San Francisco Giants: 1B/OF Aubrey Huff
Aubrey Huff has not had a terrible spring, hitting .290 with a .484 slugging percentage over 11 games but when you compare it to Brandon Belt's .359 average and .692 slugging percentage and his upside potential, and Huff finds himself on the trading block.
Huff will have some value as he was instrumental in the Giants World Series run in 2010 and seems to play well every other season, but with at least $12 million owed to him over the next two seasons, he may be hard to get rid of.
Seattle Mariners: 2B/3B/OF Chone Figgins
Chone Figgins is hitting just .231 this spring. Coming off two seasons where he hit .259 and .188 after signing a four-year, $36 million deal, now he gets to replace the greatest leadoff man in Mariners history in Ichiro. I guess he needed some more pressure.
In the offseason, the Mariners reportedly were willing to include cash in a trade to get rid of Figgins. He has not been as prevalent in the trade rumors recently, but unless Figgins gets off to a hot start in April, the Mariners may be willing to do just about anything to trade him off their roster.
St. Louis Cardinals: RHP Kyle McClellan
The Cardinals had a tremendous amount of depth in their bullpen in 2011. Heading into 2012, that is not about to change.

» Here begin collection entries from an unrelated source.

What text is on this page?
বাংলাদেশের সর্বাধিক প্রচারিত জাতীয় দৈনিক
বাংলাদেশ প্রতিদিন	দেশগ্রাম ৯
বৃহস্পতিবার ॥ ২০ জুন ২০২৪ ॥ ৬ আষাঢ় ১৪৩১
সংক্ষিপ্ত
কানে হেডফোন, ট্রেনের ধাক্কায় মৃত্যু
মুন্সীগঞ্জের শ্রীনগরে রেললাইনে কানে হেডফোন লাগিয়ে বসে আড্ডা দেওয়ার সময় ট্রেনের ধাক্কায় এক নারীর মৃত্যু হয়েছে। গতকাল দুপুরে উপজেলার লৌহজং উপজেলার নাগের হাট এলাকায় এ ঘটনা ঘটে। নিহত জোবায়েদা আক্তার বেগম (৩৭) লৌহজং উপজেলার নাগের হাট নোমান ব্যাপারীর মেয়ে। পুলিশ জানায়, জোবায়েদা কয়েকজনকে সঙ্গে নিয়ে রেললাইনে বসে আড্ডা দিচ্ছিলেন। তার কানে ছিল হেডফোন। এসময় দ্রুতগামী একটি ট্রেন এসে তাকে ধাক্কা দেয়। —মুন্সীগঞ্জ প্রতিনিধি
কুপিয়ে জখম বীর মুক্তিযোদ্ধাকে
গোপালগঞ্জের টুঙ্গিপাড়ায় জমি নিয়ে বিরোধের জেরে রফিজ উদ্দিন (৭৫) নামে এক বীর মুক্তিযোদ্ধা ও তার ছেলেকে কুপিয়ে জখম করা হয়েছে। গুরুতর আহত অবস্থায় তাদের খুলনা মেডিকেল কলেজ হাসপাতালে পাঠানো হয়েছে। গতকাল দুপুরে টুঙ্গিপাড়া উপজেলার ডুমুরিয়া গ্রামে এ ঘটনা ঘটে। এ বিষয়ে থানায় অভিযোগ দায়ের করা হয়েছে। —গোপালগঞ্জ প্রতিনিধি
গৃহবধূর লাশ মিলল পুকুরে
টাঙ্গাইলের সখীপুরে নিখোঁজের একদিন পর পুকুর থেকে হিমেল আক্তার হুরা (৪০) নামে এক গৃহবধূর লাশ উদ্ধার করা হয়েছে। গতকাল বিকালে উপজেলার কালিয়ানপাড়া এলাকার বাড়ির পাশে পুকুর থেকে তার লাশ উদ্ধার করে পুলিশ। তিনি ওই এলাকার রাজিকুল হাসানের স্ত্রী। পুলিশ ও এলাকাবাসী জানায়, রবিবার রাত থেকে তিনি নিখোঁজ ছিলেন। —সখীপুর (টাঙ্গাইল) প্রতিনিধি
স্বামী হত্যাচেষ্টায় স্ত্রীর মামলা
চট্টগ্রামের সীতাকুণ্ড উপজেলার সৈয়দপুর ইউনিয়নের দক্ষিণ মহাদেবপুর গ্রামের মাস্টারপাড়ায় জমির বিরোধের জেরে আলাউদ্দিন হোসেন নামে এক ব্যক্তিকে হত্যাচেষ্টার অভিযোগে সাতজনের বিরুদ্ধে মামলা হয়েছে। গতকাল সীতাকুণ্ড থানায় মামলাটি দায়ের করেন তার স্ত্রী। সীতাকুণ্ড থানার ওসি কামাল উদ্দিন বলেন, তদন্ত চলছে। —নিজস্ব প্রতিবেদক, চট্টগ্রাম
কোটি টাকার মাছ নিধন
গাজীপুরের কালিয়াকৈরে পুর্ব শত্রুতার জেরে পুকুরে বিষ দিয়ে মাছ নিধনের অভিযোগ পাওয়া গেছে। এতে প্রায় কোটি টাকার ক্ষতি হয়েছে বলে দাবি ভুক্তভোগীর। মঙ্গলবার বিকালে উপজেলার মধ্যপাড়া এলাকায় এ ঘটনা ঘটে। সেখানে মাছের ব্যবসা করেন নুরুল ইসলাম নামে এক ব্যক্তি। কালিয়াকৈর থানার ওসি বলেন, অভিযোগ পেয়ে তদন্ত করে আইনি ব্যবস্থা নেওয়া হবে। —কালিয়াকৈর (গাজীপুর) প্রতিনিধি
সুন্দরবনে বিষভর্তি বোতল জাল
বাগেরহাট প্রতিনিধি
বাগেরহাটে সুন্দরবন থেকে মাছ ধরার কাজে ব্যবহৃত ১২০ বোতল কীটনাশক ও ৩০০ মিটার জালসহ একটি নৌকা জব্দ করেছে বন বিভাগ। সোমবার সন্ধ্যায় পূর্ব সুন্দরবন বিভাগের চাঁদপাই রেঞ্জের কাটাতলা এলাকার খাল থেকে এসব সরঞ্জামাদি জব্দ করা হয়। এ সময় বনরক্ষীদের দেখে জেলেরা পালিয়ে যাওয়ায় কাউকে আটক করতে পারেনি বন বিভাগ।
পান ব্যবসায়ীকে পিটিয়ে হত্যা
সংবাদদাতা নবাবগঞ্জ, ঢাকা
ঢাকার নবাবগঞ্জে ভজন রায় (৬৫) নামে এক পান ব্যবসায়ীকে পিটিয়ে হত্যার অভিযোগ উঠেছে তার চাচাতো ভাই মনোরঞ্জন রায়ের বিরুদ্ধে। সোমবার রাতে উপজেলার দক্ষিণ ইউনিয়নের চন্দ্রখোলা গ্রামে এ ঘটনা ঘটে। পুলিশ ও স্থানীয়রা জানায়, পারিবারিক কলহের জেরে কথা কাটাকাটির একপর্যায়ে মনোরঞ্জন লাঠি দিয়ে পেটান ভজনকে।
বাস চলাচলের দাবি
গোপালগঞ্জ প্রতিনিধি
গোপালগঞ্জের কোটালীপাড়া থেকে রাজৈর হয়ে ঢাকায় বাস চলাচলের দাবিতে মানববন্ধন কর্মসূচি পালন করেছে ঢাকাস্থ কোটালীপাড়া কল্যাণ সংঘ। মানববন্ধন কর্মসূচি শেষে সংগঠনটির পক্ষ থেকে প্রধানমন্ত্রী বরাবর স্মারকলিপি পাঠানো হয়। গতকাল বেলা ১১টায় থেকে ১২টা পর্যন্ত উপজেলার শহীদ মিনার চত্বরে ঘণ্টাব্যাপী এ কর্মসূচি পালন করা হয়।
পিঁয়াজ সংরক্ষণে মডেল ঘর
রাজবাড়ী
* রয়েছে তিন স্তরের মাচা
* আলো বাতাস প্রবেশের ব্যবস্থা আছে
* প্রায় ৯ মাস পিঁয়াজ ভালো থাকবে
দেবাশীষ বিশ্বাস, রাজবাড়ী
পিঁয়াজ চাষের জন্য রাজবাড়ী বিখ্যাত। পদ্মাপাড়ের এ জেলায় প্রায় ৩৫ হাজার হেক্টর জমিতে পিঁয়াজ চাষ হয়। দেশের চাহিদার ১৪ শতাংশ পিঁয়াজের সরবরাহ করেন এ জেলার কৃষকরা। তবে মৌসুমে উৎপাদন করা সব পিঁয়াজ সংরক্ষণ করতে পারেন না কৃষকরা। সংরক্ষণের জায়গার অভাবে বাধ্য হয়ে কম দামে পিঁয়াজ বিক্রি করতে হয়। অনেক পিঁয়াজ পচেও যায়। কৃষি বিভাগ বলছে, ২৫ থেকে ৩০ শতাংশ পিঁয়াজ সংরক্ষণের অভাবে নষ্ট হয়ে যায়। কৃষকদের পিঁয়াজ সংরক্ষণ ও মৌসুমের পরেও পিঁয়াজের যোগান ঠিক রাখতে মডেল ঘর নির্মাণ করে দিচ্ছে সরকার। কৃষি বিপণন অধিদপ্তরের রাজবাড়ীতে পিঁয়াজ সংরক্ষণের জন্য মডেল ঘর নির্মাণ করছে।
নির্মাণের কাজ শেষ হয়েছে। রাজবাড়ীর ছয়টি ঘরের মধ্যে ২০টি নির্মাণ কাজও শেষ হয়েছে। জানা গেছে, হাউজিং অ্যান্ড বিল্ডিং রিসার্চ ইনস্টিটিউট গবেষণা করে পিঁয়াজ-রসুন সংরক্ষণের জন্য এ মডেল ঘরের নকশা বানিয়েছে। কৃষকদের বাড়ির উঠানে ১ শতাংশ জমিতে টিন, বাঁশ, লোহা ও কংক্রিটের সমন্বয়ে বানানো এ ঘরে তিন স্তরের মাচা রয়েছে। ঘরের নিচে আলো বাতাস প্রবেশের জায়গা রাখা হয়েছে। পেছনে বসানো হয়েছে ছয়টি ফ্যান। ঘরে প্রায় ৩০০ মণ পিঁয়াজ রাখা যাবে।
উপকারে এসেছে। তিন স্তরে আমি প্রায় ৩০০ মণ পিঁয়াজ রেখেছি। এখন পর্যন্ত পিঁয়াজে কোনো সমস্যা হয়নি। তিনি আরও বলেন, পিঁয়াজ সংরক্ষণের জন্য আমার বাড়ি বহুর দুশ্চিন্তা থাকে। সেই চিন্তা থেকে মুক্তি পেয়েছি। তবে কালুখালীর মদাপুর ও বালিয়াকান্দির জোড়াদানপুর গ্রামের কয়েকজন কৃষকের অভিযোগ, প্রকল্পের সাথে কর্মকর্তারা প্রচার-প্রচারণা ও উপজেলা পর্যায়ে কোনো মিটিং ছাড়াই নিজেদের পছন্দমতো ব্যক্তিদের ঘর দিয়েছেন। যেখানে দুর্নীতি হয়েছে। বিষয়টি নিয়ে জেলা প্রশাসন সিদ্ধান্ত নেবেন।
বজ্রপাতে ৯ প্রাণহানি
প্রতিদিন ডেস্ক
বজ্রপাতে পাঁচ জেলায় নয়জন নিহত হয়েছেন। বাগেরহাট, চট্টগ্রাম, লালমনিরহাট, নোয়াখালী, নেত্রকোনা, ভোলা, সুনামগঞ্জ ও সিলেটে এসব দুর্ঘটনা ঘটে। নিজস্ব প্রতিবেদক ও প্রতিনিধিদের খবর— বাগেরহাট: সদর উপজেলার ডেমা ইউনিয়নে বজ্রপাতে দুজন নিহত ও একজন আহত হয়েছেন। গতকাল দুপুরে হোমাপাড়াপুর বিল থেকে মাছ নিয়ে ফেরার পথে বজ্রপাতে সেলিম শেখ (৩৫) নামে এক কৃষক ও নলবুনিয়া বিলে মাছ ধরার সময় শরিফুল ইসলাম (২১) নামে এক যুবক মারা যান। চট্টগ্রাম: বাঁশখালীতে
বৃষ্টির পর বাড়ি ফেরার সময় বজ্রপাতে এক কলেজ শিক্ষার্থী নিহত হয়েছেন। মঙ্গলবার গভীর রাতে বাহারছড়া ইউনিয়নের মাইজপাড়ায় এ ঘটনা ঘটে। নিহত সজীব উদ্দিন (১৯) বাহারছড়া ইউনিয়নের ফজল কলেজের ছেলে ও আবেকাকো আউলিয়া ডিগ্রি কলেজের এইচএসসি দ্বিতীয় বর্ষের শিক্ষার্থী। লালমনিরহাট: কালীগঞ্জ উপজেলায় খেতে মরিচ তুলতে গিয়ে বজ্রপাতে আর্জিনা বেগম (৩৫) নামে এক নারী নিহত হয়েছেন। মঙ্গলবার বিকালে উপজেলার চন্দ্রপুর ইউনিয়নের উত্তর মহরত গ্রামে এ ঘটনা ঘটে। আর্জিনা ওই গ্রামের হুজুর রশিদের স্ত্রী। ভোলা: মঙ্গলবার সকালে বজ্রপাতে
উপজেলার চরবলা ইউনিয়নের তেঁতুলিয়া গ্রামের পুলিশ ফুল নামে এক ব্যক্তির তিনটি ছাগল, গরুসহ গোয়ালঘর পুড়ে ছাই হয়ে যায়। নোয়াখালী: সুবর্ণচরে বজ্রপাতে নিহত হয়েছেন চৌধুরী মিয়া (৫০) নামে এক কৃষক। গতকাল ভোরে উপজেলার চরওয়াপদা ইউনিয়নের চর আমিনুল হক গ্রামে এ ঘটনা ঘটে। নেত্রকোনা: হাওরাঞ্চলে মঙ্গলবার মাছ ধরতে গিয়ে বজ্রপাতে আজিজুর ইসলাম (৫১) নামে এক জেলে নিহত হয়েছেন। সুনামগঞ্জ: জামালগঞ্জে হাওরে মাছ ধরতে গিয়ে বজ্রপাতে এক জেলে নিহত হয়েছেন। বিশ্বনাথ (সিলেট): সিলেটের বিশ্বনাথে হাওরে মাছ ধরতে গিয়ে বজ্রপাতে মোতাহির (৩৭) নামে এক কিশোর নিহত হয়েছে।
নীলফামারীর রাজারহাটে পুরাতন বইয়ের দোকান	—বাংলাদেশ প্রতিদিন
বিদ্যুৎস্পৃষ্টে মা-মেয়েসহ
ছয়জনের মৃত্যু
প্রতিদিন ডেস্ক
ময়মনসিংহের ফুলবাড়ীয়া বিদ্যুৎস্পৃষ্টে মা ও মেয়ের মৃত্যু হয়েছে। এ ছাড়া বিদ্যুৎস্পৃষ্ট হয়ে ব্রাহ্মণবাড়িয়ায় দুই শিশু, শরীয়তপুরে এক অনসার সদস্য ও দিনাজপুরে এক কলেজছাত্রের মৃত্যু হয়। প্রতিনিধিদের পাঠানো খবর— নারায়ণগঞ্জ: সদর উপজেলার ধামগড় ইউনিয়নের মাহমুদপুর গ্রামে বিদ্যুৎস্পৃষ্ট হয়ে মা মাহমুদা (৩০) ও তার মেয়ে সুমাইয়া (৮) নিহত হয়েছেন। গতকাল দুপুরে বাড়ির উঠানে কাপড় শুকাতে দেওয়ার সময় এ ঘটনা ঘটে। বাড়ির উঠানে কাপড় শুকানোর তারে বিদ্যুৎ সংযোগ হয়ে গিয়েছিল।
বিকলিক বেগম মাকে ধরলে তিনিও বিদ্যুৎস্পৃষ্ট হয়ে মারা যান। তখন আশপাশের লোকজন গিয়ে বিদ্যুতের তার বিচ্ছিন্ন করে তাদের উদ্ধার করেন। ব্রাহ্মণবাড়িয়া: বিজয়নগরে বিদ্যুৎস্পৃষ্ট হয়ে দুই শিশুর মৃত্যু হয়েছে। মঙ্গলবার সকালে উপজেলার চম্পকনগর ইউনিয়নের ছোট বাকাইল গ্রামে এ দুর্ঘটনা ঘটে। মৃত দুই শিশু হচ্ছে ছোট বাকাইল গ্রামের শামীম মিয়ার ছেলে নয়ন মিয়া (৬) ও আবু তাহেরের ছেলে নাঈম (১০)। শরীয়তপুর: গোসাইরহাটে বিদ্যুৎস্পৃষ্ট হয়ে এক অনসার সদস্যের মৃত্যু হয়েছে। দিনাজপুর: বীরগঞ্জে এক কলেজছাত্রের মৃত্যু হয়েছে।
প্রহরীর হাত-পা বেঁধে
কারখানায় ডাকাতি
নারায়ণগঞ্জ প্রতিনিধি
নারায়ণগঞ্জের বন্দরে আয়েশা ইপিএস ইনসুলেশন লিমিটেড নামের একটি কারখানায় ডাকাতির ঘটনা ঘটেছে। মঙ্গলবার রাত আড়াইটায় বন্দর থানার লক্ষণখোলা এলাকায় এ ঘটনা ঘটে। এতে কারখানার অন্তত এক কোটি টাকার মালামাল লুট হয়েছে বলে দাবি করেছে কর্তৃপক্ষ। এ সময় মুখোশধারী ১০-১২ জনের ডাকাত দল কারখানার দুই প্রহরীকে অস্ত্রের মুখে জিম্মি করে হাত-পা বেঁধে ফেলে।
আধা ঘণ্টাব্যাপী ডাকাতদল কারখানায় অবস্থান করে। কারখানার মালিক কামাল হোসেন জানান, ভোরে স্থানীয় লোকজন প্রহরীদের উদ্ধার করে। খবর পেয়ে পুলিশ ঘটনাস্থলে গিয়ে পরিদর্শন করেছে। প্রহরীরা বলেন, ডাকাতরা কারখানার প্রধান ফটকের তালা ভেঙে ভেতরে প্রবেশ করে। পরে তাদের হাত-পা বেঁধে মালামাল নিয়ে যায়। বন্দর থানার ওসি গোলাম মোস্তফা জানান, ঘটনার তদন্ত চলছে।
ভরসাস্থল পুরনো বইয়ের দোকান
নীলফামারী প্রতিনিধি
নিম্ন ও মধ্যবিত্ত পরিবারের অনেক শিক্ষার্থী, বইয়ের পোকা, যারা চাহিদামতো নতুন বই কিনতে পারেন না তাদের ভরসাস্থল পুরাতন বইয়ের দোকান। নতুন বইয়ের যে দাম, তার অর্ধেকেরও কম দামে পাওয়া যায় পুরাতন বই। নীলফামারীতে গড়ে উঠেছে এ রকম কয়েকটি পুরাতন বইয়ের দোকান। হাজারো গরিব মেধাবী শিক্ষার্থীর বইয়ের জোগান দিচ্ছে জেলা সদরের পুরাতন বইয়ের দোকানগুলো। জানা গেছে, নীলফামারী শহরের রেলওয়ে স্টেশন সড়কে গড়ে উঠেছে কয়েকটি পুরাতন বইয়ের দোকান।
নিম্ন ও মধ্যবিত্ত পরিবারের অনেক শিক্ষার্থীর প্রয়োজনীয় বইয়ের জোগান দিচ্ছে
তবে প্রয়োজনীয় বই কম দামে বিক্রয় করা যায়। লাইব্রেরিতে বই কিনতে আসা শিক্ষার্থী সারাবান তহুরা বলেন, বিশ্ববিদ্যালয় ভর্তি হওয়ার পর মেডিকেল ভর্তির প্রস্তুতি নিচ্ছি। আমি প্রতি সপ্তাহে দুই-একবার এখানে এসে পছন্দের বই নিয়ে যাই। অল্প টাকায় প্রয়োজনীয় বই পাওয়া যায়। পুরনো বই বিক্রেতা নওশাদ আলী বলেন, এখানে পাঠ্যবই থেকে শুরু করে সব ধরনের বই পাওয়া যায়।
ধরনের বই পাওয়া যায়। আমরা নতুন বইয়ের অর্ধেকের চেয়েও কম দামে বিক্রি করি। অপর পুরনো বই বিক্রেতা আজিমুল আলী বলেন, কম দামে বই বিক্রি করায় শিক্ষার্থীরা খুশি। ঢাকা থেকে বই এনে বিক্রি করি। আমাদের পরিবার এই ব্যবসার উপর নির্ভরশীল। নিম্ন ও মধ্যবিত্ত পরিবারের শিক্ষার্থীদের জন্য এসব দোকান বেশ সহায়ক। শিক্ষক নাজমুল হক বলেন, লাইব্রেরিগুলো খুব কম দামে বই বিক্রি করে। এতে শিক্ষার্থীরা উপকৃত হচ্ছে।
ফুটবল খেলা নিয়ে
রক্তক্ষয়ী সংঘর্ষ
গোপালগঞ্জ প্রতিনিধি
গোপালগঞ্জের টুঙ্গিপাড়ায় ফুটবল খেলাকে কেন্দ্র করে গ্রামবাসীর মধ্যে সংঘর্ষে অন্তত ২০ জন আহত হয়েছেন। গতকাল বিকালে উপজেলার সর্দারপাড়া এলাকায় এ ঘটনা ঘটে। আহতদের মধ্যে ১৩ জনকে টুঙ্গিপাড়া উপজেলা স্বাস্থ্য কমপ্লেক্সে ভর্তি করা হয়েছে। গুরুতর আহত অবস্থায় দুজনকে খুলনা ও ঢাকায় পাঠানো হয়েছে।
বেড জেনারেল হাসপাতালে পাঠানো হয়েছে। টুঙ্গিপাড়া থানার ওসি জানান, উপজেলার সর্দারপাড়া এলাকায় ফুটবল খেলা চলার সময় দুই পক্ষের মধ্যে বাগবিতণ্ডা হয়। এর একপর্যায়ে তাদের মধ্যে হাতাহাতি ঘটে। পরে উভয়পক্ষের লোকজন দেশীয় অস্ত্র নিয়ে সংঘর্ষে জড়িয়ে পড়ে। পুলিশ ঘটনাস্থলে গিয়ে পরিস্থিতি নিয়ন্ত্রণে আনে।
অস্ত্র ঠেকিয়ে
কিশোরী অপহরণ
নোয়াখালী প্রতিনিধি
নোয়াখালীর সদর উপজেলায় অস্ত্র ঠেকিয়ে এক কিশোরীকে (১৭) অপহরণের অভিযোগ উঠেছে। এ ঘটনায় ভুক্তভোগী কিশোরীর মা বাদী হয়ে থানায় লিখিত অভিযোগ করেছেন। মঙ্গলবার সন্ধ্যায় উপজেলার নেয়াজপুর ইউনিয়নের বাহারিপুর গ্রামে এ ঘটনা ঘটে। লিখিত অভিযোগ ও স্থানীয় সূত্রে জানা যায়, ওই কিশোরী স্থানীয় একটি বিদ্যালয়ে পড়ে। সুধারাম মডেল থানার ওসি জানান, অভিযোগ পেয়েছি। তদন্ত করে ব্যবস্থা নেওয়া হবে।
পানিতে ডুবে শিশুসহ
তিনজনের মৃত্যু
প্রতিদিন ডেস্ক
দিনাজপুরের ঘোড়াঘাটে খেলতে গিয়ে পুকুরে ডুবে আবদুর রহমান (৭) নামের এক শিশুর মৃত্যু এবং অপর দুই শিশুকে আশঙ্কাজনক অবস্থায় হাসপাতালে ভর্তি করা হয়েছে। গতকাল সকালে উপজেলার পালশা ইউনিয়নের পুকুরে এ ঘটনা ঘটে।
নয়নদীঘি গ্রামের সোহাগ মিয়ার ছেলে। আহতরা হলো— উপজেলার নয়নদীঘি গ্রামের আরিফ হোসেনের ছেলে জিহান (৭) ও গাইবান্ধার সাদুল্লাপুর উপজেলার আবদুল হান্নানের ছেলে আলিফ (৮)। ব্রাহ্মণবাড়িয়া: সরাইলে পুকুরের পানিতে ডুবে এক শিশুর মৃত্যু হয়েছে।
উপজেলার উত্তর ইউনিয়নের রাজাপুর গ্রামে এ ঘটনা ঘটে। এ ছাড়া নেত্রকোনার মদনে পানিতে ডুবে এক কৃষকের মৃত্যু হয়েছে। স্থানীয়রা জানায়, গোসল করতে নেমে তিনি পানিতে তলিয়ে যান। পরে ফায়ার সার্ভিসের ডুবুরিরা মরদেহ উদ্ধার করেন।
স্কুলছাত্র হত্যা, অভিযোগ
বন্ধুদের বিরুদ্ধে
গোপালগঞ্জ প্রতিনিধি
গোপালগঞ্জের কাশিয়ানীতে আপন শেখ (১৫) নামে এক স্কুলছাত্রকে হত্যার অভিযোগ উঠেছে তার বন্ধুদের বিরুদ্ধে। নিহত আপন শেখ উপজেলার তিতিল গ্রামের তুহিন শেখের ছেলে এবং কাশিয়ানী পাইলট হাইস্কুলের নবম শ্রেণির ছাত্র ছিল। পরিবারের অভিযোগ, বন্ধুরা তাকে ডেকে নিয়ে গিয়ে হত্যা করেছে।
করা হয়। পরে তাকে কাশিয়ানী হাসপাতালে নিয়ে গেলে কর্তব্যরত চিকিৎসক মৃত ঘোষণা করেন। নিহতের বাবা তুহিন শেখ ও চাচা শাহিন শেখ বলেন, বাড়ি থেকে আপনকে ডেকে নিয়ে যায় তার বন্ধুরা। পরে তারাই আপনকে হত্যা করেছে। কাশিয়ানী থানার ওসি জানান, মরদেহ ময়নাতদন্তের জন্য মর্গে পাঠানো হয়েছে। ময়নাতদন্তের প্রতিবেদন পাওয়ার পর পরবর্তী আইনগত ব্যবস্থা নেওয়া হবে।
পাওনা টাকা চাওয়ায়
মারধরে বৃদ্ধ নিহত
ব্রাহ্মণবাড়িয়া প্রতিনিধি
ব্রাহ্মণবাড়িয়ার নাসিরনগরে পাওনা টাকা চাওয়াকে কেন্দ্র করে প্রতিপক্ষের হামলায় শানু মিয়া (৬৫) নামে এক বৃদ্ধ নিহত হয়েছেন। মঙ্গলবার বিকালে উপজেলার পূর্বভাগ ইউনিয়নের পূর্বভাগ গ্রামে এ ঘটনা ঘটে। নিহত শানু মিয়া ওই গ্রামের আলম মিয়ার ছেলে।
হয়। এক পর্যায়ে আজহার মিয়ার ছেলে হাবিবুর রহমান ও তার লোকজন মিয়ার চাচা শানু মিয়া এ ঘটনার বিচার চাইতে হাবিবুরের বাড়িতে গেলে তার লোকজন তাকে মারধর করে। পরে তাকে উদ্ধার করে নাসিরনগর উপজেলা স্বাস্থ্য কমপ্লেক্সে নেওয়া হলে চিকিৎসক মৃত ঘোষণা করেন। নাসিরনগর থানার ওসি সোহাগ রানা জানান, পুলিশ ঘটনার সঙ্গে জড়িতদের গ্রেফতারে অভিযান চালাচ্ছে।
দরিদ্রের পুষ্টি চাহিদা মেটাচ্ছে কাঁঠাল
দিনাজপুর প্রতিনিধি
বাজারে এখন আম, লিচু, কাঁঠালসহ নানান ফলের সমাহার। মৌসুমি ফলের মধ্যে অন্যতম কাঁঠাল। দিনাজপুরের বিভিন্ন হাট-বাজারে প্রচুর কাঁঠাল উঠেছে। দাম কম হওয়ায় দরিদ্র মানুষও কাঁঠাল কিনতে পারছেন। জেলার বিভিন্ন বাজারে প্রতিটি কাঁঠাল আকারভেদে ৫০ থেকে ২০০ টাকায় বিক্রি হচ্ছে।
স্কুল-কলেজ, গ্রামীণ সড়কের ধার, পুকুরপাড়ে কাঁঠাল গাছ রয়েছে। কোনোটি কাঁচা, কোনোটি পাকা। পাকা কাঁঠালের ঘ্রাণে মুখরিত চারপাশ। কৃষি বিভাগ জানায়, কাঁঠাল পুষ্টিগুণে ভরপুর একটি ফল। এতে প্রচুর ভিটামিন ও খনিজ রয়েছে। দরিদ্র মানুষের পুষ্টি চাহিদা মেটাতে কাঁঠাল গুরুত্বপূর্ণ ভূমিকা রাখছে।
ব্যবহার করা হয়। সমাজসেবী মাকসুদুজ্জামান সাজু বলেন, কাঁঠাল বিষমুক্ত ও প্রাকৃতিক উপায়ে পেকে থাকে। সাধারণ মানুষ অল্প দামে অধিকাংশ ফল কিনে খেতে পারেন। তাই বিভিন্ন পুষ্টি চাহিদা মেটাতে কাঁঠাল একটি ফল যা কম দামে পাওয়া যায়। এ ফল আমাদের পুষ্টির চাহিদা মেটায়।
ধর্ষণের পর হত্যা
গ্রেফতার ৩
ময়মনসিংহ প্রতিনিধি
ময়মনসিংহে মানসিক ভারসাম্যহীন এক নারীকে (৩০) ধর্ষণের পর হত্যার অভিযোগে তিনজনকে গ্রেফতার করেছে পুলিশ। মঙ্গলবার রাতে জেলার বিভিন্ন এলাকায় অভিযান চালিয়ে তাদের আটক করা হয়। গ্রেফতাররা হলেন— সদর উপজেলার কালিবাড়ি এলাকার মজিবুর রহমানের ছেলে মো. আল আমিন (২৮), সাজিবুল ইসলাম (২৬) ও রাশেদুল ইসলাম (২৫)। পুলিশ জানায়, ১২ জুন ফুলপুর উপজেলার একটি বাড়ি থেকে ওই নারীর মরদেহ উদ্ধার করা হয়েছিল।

With Skip Schumaker's oblique injury, the Cards may explore McClellan's market with a new sense of vigor. In addition, with Chris Carpenter's health in question, trading McClellan's salary and roster spot would give the Cardinals additional flexibility to add a starting pitcher. Someone like Roy Oswalt or even Joe Blanton come to mind.
Tampa Bay Rays: SP Wade Davis
Wade Davis looks to be the casualty of the Rays incredible pitching staff.
With David Price, James Shields, Jeremy Hellickson, Matt Moore and Jeff Niemann, it looks as if Wade Davis is going to be the odd man out of the rotation.
After making 29 starts each of the last two seasons, Davis has proven he is a major league caliber pitcher. Davis still is young and still has some upside which is why the Rays may choose to hold on to him and throw him in their bullpen.
If Davis is made available on the trade market as we near the regular season as I expect, there will be a long line of teams waiting to acquire his services.
Texas Rangers: RP Koji Uehara
The only reason Koji Uehara is still a member of the Texas Rangers is because he has a limited no-trade clause.
Texas had been looking to move Uehara in order to free up some payroll and sign a left-handed pitcher for the bullpen. They have not made any additions to this point and for now, they look to be staying in-house to find their lefty. However, if the time comes that they are not happy with their own players, look for Uehara to be the first one out the door.
Toronto Blue Jays: SP Brett Cecil
For years, Brett Cecil has not lived up to his potential as a Toronto Blue Jay and it appears as if his time is running out.
Ken Rosenthal reported that Cecil had been attracting interest from other teams, so it may not be long before Cecil is moved.
Washington Nationals: SP John Lannan
John Lannan's name has been riding around the rumor mill for what seems like months now.
While he may have caught a break with Chien-Ming Wang’s recent injury, there have been teams as recently as March 13 that have expressed interest and they will continue to do so as we approach the regular season.
The Nationals starting rotation includes Stephen Strasburg, Gio Gonzalez, Jordan Zimmerman and Edwin Jackson turning John Lannan from the Opening Day starter in 2009 and 2010 to the pitcher most talked about in the trade market.
If Wang can return from his injury before the spring training ends and perform as he had this spring pre-injury, expect Lannan to be dealt before the regular season begins.